I don't mean to be scared, but it does scare me. All of those yes-sir-blackouts and three-in-the-morning free for all's filled with hatred and red hats. Not to mention hating reds, the volga version, not the crowley field version. Alas I joke. But to throw in humor with something so serious almost eats at me. The romanticizing effort goes only so far when your eye is dry. Of course, I brought this upon myself, an earlier lunch, a no-name, a delicious treat lead into constant, constant, sitting and thinking. No, I find myself being a coward, having conversations with myself, eating at me again and again and again, constantly fearing some unknown creature to sing me an opera. "Creature", are you listening? But not the one YOU think I am, the other one, its HIM isn't it, he finally wants to know what the f*** I've been doing for the last 21 years; all those thoughts, jokes, constant shuffling of mindsets and ideologies. It can't be, I would have seen HIM or HER eat at the cafeteria or around somehow in this town. So many people know my secret. Its rough to figure it out for myself though. Silence is 'golden'. Ne govoryu - zolotoy. Funny little phrase, I probably have it wrong somewhere since music plays over and over in my head, in my body, even outside in the night sky. Conscious stars try and get the moon to read every once in a while. I finally got to the reading they suggested, yet I refuse their teachings. I don't want to find it the same place other people do, I want to be different about it. Everyone knows that. So why the...damnit, why can I not even see outside. Fuck these f***in' walls, this artificial light. I've never been a big fan of you. Stems from the time...oh wait, jesus, it goes all the way back to then does it not?

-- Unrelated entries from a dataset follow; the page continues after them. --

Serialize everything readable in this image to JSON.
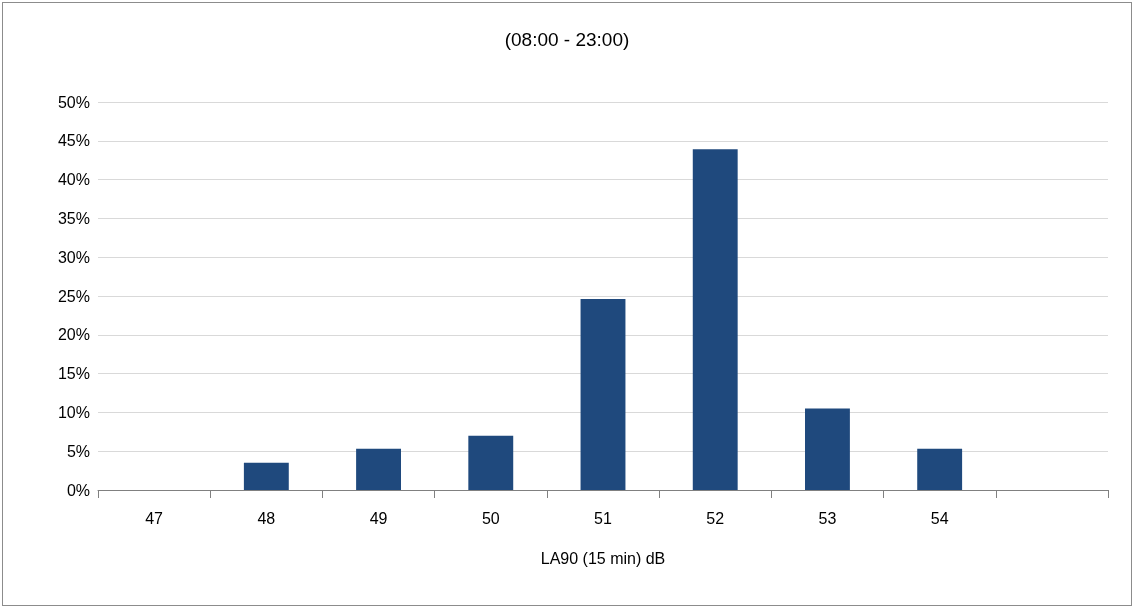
{
  "chart_data": {
    "type": "bar",
    "title": "(08:00 - 23:00)",
    "xlabel": "LA90 (15 min) dB",
    "categories": [
      "47",
      "48",
      "49",
      "50",
      "51",
      "52",
      "53",
      "54",
      null
    ],
    "values": [
      null,
      3.5,
      5.3,
      7.0,
      24.6,
      43.9,
      10.5,
      5.3,
      null
    ],
    "color": "#1f497d",
    "ylim": [
      0,
      50
    ],
    "yticks": [
      {
        "value": 0,
        "label": "0%"
      },
      {
        "value": 5,
        "label": "5%"
      },
      {
        "value": 10,
        "label": "10%"
      },
      {
        "value": 15,
        "label": "15%"
      },
      {
        "value": 20,
        "label": "20%"
      },
      {
        "value": 25,
        "label": "25%"
      },
      {
        "value": 30,
        "label": "30%"
      },
      {
        "value": 35,
        "label": "35%"
      },
      {
        "value": 40,
        "label": "40%"
      },
      {
        "value": 45,
        "label": "45%"
      },
      {
        "value": 50,
        "label": "50%"
      }
    ],
    "grid": "y"
  }
}
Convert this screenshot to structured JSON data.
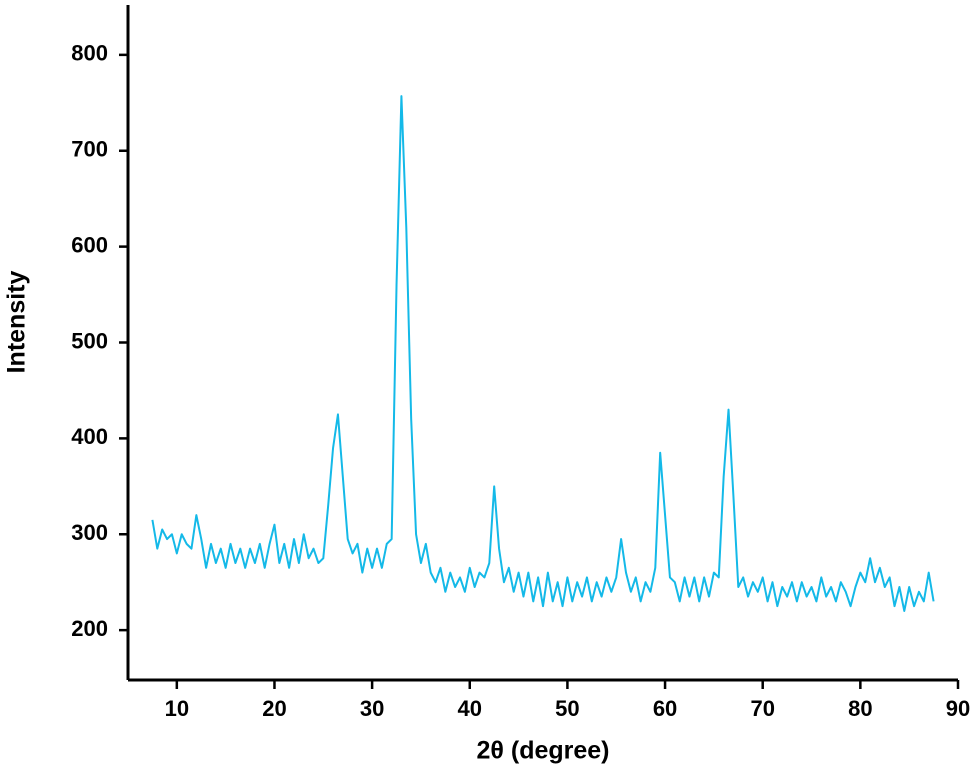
{
  "chart_data": {
    "type": "line",
    "x_label": "2θ (degree)",
    "y_label": "Intensity",
    "color": "#14b9e8",
    "xlim": [
      5,
      90
    ],
    "xticks": [
      10,
      20,
      30,
      40,
      50,
      60,
      70,
      80,
      90
    ],
    "ylim": [
      148,
      852
    ],
    "yticks": [
      200,
      300,
      400,
      500,
      600,
      700,
      800
    ],
    "x": [
      7.5,
      8,
      8.5,
      9,
      9.5,
      10,
      10.5,
      11,
      11.5,
      12,
      12.5,
      13,
      13.5,
      14,
      14.5,
      15,
      15.5,
      16,
      16.5,
      17,
      17.5,
      18,
      18.5,
      19,
      19.5,
      20,
      20.5,
      21,
      21.5,
      22,
      22.5,
      23,
      23.5,
      24,
      24.5,
      25,
      25.5,
      26,
      26.5,
      27,
      27.5,
      28,
      28.5,
      29,
      29.5,
      30,
      30.5,
      31,
      31.5,
      32,
      32.5,
      33,
      33.5,
      34,
      34.5,
      35,
      35.5,
      36,
      36.5,
      37,
      37.5,
      38,
      38.5,
      39,
      39.5,
      40,
      40.5,
      41,
      41.5,
      42,
      42.5,
      43,
      43.5,
      44,
      44.5,
      45,
      45.5,
      46,
      46.5,
      47,
      47.5,
      48,
      48.5,
      49,
      49.5,
      50,
      50.5,
      51,
      51.5,
      52,
      52.5,
      53,
      53.5,
      54,
      54.5,
      55,
      55.5,
      56,
      56.5,
      57,
      57.5,
      58,
      58.5,
      59,
      59.5,
      60,
      60.5,
      61,
      61.5,
      62,
      62.5,
      63,
      63.5,
      64,
      64.5,
      65,
      65.5,
      66,
      66.5,
      67,
      67.5,
      68,
      68.5,
      69,
      69.5,
      70,
      70.5,
      71,
      71.5,
      72,
      72.5,
      73,
      73.5,
      74,
      74.5,
      75,
      75.5,
      76,
      76.5,
      77,
      77.5,
      78,
      78.5,
      79,
      79.5,
      80,
      80.5,
      81,
      81.5,
      82,
      82.5,
      83,
      83.5,
      84,
      84.5,
      85,
      85.5,
      86,
      86.5,
      87,
      87.5
    ],
    "values": [
      315,
      285,
      305,
      295,
      300,
      280,
      300,
      290,
      285,
      320,
      295,
      265,
      290,
      270,
      285,
      265,
      290,
      270,
      285,
      265,
      285,
      270,
      290,
      265,
      290,
      310,
      270,
      290,
      265,
      295,
      270,
      300,
      275,
      285,
      270,
      275,
      330,
      390,
      425,
      360,
      295,
      280,
      290,
      260,
      285,
      265,
      285,
      265,
      290,
      295,
      560,
      757,
      620,
      420,
      300,
      270,
      290,
      260,
      250,
      265,
      240,
      260,
      245,
      255,
      240,
      265,
      245,
      260,
      255,
      270,
      350,
      285,
      250,
      265,
      240,
      260,
      235,
      260,
      230,
      255,
      225,
      260,
      230,
      250,
      225,
      255,
      230,
      250,
      235,
      255,
      230,
      250,
      235,
      255,
      240,
      255,
      295,
      260,
      240,
      255,
      230,
      250,
      240,
      265,
      385,
      320,
      255,
      250,
      230,
      255,
      235,
      255,
      230,
      255,
      235,
      260,
      255,
      360,
      430,
      340,
      245,
      255,
      235,
      250,
      240,
      255,
      230,
      250,
      225,
      245,
      235,
      250,
      230,
      250,
      235,
      245,
      230,
      255,
      235,
      245,
      230,
      250,
      240,
      225,
      245,
      260,
      250,
      275,
      250,
      265,
      245,
      255,
      225,
      245,
      220,
      245,
      225,
      240,
      230,
      260,
      230
    ]
  }
}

Yea, it does. Yes, it does. Yay! Don't be happy you sad, sad fool, you had a chance. Sometimes people help out each other and it comes out spectacular, other times (I don't know why this is so vague) my eyes can't see a damn thing and I live in a fog inside my head (on accident I typed god instead of fog, but of course I typed fog instead because that might have just gotten a little weird without my knowledge, at least conscious knowledge.)

My digression has led to another thought process entirely. My whole point has been denied, destroyed, delivered (elsewhere), diminished. A long time ago I was not right, tonight I am right, tonight I am not right, tonight other people see right and not right, not necessarily wrong, because no one in my book is wrong. My book, the book of what? C'mon, these rants last ten minutes, eat out the eyes of anyone not reading it and then return back to the place inside the ear where it belongs. Rats! I apologize for anyone reading this to try and find something in it. This is a cattle prod. This goes nowhere and everywhere in two seconds but comes back the other way a little slower because of some cold weather approaching from an angry Tuesday.














Nothing. Sleep deprived. Angry. Myself. I just need sleep. No more of this bull-ish nonsense of pulling my hair out because I am not creative. This doesn't exist.